Why is this such an issue?

After running into these issues, I took a step back to reflect on why using interfaces on MonoBehaviour classes felt like I was fighting the framework. The answer is quite simple. Unity is a component based engine where each component is comprised of MonoBehaviour references. Interfaces are a means to apply different functionality to a single class. If you combine the two you are basically building components (interfaces) that are attached to components (MonoBehaviours) that are attached to GameObjects!

So in essence, I was solving a problem Unity already has solved with MonoBehaviours which is how they expect developers to add functionality to an object. Since fighting frameworks have always led to pain and suffering (okay, maybe that is a hyperbole) I decided to scrap all of the code I wrote relating to interfaces for something that works with the engine.

Polymorphism to the rescue!

Polymorphism was the perfect fit for this. If it’s been a while since your last programming class and you can’t quite remember exactly what that is, here is a quick refresher.

Polymorphism requires a base class which contains virtual methods along with classes that inherit from your base class. Here is how the example above would look as a base class:

public class MotionController : MonoBehaviour {
    public float TriggerPosition { get; set; }
    public virtual vector3 GetVelocity() { }
    public virtual vector3 GetRotationalVelocity() { }
    // And so on...
}

Notice how the class inherits from MonoBehaviour. That means we inherit all the functionality from MonoBehaviour and include the extra MotionController functionality.

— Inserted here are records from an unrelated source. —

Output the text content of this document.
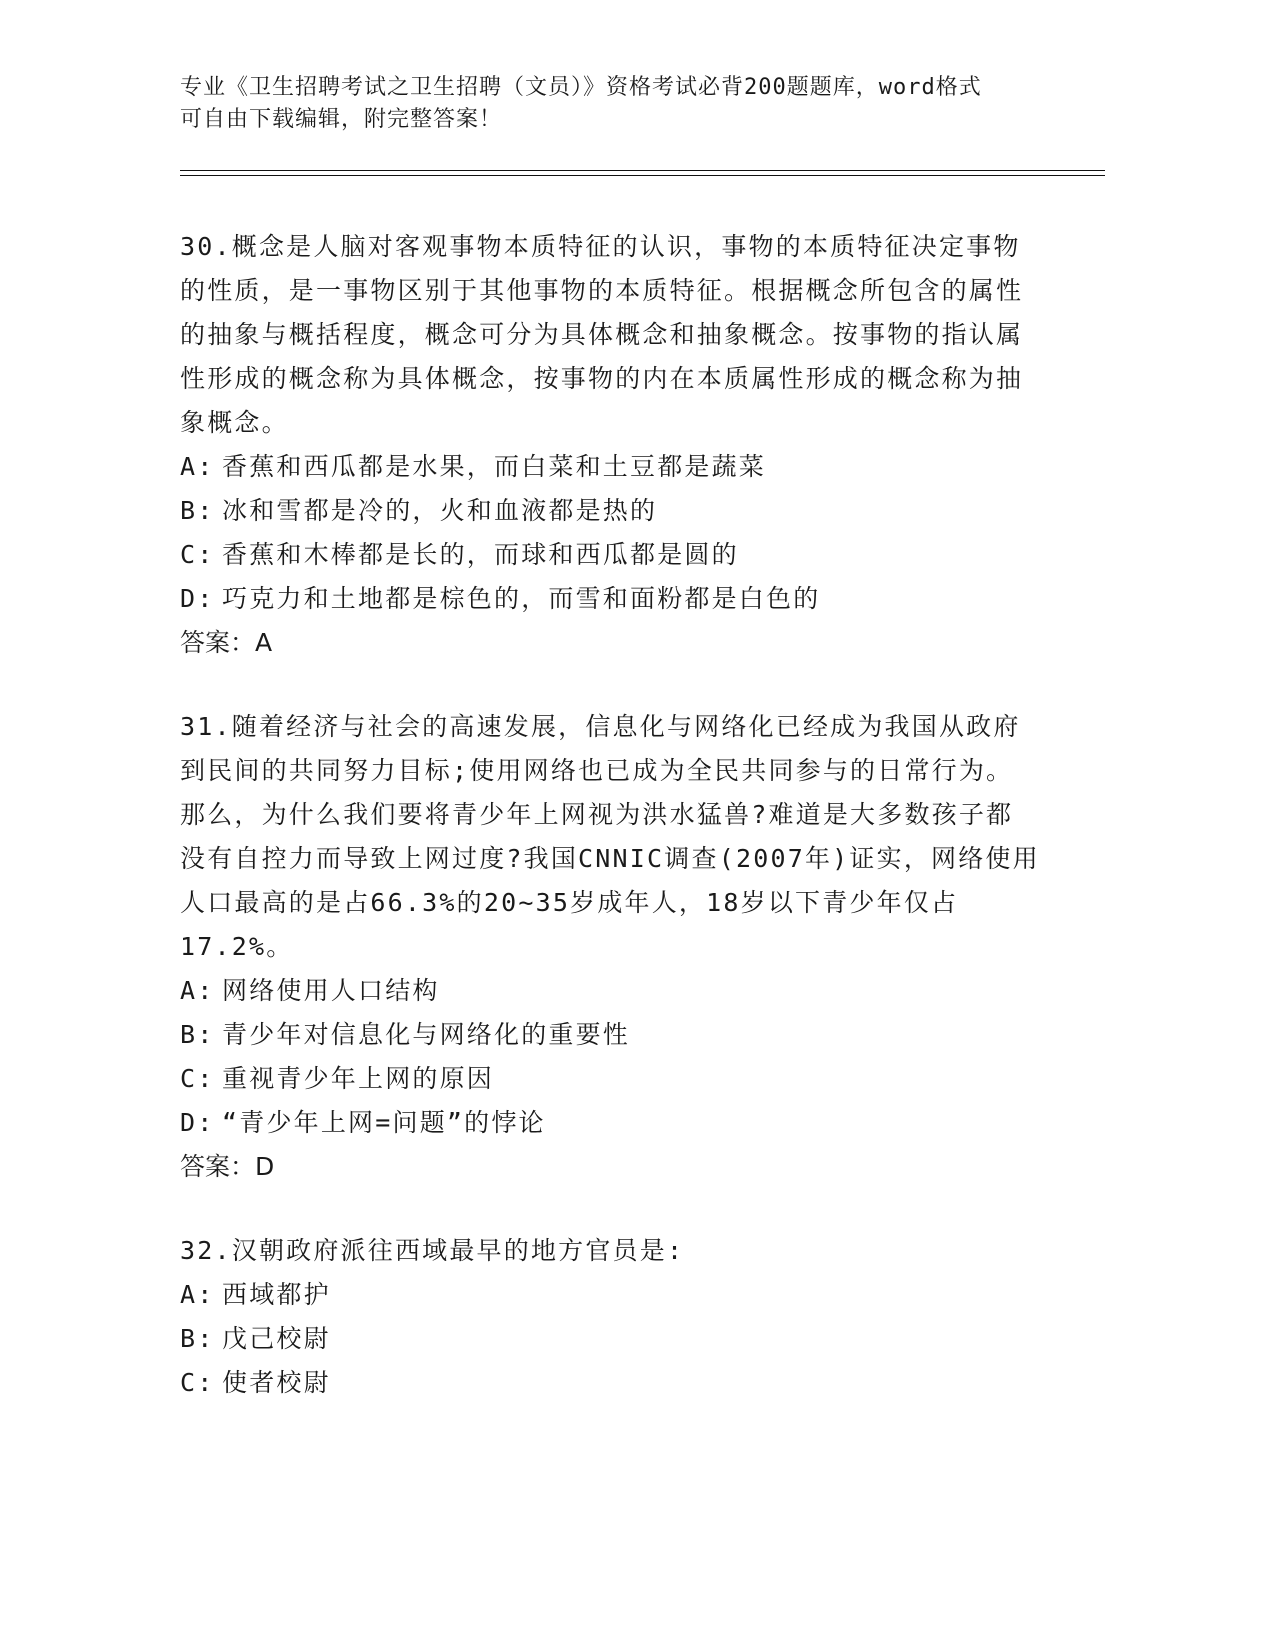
专业《卫生招聘考试之卫生招聘（文员）》资格考试必背200题题库，word格式
可自由下载编辑，附完整答案！

30.概念是人脑对客观事物本质特征的认识，事物的本质特征决定事物的性质，是一事物区别于其他事物的本质特征。根据概念所包含的属性的抽象与概括程度，概念可分为具体概念和抽象概念。按事物的指认属性形成的概念称为具体概念，按事物的内在本质属性形成的概念称为抽象概念。

A: 香蕉和西瓜都是水果，而白菜和土豆都是蔬菜

B: 冰和雪都是冷的，火和血液都是热的

C: 香蕉和木棒都是长的，而球和西瓜都是圆的

D: 巧克力和土地都是棕色的，而雪和面粉都是白色的

答案：A

31.随着经济与社会的高速发展，信息化与网络化已经成为我国从政府到民间的共同努力目标;使用网络也已成为全民共同参与的日常行为。那么，为什么我们要将青少年上网视为洪水猛兽?难道是大多数孩子都没有自控力而导致上网过度?我国CNNIC调查(2007年)证实，网络使用人口最高的是占66.3%的20~35岁成年人，18岁以下青少年仅占17.2%。

A: 网络使用人口结构

B: 青少年对信息化与网络化的重要性

C: 重视青少年上网的原因

D: “青少年上网=问题”的悖论

答案：D

32.汉朝政府派往西域最早的地方官员是:

A: 西域都护

B: 戊己校尉

C: 使者校尉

So an implementation of this would look something like:

public class OculusMotionController : MotionController {
    public override vector3 GetVelocity() {
        return GetOculusTouchVelocity();
    }

    public override vector3 GetAngularVelocity() {
        return GetOculusTouchAngularVelocity();
    }

    public Update() {
        TriggerPosition = GetOculusTouchTriggerPosition();
        // more code
    }
    // ... and so on
}

As with the MotionController class inheriting the functionality of MonoBehaviour, OculusMotionController inherits all functionality of MotionController as well as MonoBehaviour. That means the only thing you have to define in the MotionController class is the object’s functionality and anything that has reference to it can get access to all of the properties GameObject provides like Rigidbody, the object name or even getting access to other components via GetComponent<>();

This brings me to my next point, and probably the biggest win for this over using interfaces. Getting a reference to one of these object is super simple. All I need to do is call myGameObject.GetComponent<MotionController>() and I have reference to the object no matter if it is of type ViveMotionController, OculusMotionController or something else I decide to support in the future.

After making the switch to using polymorphism over interfaces, my code shrunk down by a lot and made it much easier to follow to boot which is a win for future me who will have to support the code. Now don’t get me wrong, I still think interfaces are super useful, but if they eventually make their way onto a MonoBehaviour, I say avoid it at all costs and you will thank yourself later.

Have any of you run into similar issues with interfaces or other scenarios where you felt like you were fighting your game engine?